Annem ayrılmaya karar verdi ve biz sadece 4 saat içinde evi taşıdık başka bir semte.Nasıldı diye sormayın aksiyon filmlerini aratmayacak bi heycandaydı .Ya babam gelirse korkusu bizim ömrümüzden 20 sene götürdü o gün.Ama sağ sağlim hallettik.

Sonra ilk beni okula görmeye geldiği günü hatırlıyorum.Atlamıştım boynuna beni görmeye geldi diye nasıl sevinmiştim beni bırakmayacak diye.. Ama amacı görmek değilmiş meğerse.Annenle bizi barıştır dedi gitti.Sonra tehdit etti beni vururum onu diye.Ve ben 2 hafta boyunca annemle onun binceği durağa yürüdüm sabah,akşamda okul çıkışına gittim.Bazen görünüyordum anneme bazende gizli gizli takip ediyordum durumu anlamasın diye.Abime hiç söylemem gider vurur babamı biliyorum.Nasıl korkmuştum anlatamam.2hafta kadar sonra içim rahatladı ve artık okula geç kalmamak zorundaydım çünkü devamsızlığım 16 gün olmuştu.Ama hep telefon ettim anneme okulda.Açmayınca deliriyodum.

Zaten ondan sonra sokakta görüp kafasını çevirmeye başladı bana.İşte onu yaptığı ilk gün bitti benim için.Biyolojik babalık dışında bütün özelliği gitti.
Bazen diyorlar bana olsun yinede babandır git gör et diye.Yaşamayan bilemez ki.Yorum yapmak kolay.O kafasını çevirdiğinde karnıma art arda beşbin yumruk yemiş gibi hissettim.Ama işte ben HİSSETTİM.Bilemezler.Artık öyle sıkıldım ki nede olsa babandır muhabbetinden.Seni ilgilendirmez sen kendi babana nasıl istiyosan öyle davran deyip geçiriyorum valla kim olursa olsun..

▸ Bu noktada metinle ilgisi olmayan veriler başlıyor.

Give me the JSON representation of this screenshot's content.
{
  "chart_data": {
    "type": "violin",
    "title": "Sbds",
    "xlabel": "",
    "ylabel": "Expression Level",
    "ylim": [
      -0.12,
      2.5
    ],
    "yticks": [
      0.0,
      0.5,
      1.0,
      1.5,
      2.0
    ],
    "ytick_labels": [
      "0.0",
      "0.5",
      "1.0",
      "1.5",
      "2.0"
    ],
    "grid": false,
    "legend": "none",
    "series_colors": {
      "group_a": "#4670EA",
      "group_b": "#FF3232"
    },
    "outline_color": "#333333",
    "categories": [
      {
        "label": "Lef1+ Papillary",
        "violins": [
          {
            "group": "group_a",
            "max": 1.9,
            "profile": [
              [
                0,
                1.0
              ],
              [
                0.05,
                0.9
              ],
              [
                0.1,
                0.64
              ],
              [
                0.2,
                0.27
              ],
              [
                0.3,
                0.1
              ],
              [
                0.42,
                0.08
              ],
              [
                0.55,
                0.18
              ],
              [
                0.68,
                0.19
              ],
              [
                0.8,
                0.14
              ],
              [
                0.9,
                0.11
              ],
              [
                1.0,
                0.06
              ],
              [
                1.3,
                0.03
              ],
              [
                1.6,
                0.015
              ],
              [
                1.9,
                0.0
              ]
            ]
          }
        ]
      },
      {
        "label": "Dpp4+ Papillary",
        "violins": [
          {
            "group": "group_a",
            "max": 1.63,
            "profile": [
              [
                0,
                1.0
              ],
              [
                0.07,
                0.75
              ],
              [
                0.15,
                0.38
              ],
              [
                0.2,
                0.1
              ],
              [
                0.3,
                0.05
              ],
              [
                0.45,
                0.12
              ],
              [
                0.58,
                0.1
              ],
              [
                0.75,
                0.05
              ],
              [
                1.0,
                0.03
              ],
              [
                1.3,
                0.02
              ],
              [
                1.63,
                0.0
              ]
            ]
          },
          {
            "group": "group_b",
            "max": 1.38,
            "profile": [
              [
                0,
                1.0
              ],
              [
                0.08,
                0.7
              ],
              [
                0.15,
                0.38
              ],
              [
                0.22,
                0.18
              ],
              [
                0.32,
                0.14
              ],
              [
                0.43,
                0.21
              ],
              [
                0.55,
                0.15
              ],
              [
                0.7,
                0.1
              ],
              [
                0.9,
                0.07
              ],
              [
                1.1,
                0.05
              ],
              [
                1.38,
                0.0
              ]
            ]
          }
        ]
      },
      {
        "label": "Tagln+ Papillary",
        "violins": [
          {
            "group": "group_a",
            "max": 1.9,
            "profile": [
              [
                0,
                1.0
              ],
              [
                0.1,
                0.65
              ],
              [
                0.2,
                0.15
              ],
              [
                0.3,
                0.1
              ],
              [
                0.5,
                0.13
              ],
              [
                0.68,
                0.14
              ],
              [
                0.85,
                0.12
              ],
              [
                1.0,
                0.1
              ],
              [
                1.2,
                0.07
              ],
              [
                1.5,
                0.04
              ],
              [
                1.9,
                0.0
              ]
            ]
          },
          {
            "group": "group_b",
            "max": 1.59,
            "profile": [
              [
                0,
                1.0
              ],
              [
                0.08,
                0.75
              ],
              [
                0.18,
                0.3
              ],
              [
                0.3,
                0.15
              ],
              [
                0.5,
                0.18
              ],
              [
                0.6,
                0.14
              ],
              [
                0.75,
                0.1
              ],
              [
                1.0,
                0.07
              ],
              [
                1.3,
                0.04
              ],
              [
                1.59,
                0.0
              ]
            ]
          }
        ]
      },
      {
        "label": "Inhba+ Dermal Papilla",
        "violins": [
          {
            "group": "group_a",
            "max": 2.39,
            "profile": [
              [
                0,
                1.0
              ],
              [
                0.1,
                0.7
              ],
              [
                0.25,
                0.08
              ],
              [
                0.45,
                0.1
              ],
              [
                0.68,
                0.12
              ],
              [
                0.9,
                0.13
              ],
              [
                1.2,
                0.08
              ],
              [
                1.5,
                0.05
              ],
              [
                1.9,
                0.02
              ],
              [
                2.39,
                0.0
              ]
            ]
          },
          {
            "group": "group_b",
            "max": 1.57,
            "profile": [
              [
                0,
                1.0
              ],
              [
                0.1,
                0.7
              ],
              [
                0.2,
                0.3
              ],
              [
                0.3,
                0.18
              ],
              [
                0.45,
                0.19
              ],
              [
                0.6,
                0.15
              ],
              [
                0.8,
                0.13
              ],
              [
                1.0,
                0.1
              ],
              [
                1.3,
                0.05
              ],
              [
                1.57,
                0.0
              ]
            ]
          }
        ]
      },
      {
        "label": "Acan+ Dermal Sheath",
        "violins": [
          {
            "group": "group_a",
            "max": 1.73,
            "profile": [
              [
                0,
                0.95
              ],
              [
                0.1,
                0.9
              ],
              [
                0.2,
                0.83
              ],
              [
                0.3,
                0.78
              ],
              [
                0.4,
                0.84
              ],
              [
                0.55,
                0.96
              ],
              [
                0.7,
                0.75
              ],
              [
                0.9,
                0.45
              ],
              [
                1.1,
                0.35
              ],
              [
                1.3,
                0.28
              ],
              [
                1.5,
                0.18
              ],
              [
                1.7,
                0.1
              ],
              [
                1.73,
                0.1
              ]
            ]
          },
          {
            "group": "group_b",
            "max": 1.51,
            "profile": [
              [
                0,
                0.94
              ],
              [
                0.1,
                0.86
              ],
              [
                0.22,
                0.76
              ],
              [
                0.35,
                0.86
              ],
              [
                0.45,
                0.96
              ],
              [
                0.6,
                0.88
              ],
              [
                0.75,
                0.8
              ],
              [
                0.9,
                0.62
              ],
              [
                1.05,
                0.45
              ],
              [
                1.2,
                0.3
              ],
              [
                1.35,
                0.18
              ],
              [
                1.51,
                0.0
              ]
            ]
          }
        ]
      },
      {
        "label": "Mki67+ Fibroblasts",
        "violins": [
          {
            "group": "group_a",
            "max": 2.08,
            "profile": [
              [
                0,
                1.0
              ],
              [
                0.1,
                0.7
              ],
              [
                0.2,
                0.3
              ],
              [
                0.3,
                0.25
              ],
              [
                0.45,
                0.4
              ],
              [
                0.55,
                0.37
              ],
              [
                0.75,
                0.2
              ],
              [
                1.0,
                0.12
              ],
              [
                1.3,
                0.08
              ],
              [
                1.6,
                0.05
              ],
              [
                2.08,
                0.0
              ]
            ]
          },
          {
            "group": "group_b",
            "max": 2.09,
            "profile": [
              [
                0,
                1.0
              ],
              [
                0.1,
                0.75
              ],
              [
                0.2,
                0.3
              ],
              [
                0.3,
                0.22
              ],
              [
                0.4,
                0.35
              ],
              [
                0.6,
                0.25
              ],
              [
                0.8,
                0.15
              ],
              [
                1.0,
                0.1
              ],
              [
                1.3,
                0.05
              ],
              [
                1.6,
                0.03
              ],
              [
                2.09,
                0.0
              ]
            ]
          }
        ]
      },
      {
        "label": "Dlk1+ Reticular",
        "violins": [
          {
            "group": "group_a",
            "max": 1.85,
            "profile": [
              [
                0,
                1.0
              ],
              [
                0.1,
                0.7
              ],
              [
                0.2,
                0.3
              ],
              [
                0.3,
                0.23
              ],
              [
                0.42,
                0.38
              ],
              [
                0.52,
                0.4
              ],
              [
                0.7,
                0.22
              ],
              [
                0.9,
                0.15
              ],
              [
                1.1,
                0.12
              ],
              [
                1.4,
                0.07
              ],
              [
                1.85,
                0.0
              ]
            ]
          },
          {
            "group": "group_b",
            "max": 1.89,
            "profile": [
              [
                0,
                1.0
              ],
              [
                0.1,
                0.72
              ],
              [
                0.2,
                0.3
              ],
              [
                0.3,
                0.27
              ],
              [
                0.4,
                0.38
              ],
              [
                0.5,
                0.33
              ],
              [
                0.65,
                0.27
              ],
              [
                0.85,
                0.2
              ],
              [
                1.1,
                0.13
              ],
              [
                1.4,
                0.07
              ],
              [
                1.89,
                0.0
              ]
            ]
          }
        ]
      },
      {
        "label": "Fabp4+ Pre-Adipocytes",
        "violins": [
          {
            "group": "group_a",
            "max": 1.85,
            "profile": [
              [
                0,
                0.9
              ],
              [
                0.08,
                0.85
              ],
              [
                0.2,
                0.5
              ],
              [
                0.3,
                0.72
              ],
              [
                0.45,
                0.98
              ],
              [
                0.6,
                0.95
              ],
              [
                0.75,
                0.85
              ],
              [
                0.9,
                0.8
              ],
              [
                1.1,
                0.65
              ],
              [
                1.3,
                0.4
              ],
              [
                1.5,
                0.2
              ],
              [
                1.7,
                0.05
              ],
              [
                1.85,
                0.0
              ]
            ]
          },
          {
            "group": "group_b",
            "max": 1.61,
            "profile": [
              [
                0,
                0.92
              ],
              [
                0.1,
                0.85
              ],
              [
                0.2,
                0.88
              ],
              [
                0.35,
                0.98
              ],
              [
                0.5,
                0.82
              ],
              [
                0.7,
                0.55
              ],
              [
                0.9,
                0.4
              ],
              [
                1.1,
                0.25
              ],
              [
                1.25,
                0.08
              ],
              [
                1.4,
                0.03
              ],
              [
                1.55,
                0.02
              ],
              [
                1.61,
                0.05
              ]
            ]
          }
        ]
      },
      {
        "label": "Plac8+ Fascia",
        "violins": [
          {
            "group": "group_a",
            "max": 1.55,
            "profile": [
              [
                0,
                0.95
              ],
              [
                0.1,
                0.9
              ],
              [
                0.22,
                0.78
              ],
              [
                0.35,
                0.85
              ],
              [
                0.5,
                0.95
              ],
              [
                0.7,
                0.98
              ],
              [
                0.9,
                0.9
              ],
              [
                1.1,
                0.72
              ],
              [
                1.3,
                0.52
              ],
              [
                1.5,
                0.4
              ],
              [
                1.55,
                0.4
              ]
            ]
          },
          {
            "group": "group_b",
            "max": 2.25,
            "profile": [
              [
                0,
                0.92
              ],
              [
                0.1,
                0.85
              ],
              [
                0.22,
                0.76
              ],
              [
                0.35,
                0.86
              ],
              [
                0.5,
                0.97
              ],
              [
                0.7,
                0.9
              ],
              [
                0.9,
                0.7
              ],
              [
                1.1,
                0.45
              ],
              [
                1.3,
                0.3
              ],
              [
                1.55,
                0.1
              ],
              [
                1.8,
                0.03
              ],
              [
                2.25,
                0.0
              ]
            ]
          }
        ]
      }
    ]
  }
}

Mezun olurken yanımda olmasını isterdim,sahnede dans ederken beni izlemesini isterdim,benimle gurur duyup gözlerinin dolu dolu olmasını isterdim..Saçlarımı okşamasını isterdim,yanında evlat hissedeyim isterdim. Ama artık bundan sonra hiç bişeyin önemi yok.Olmayınca olmuyor.

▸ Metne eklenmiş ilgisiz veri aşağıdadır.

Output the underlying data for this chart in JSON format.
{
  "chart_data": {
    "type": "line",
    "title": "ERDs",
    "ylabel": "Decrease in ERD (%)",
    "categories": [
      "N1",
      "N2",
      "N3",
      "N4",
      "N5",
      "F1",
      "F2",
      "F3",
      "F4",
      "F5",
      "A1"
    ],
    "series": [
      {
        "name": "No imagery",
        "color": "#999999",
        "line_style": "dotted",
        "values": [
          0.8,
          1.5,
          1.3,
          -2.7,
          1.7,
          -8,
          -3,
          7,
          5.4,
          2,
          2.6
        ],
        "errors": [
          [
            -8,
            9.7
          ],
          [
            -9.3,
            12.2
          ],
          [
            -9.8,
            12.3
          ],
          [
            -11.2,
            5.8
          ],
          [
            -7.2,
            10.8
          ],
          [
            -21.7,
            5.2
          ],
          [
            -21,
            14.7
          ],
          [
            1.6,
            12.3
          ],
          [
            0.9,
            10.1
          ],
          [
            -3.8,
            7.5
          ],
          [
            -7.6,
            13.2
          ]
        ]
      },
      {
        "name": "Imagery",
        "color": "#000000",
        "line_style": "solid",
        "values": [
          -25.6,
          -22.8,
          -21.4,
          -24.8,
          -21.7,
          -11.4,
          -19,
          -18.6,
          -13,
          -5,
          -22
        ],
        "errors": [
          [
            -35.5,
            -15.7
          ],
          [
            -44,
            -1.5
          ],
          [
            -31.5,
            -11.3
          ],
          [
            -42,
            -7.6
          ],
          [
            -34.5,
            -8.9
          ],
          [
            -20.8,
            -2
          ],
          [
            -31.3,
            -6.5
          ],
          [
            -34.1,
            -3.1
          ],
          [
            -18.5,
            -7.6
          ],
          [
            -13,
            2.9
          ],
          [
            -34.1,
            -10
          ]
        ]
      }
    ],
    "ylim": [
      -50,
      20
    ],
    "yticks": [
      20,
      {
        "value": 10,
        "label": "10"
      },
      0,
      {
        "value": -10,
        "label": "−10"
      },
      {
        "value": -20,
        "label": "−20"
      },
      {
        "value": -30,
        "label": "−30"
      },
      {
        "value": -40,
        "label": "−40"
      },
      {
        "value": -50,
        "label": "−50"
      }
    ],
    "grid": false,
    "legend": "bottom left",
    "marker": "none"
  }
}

Annem ve abim yanımda ya onlar bana yeter kocaman yürekleriyle.. Biz üçümüz kopppkocamaaan bi aileyiz zaten :))

3 Ağustos 2010 Salı

Sakinleşmeliyim.

Sadece biraz canım sıkkın o kadar.Her defasında! başkasına sinirlenip hıncını benden çıkarmasına sinir oluyorum hatta kuduruyorum.Çok bencilce.Ben bunu kimseye yapmıyorum..Çok sinirliysem kimseyle konuşmuyorum mesela.Kabuğuma çekiliyorum.Kalp kırmaya hiç gerek yok çünkü.Bir olur,iki olur anlarım.Ama sürekli olunca bana her yer dar geliyor.Bu kişi canım bile olsa. Öyle derinnn nefes almakta yetmiyor artık.Tamam,yazdık.Sakinleşeyim artık.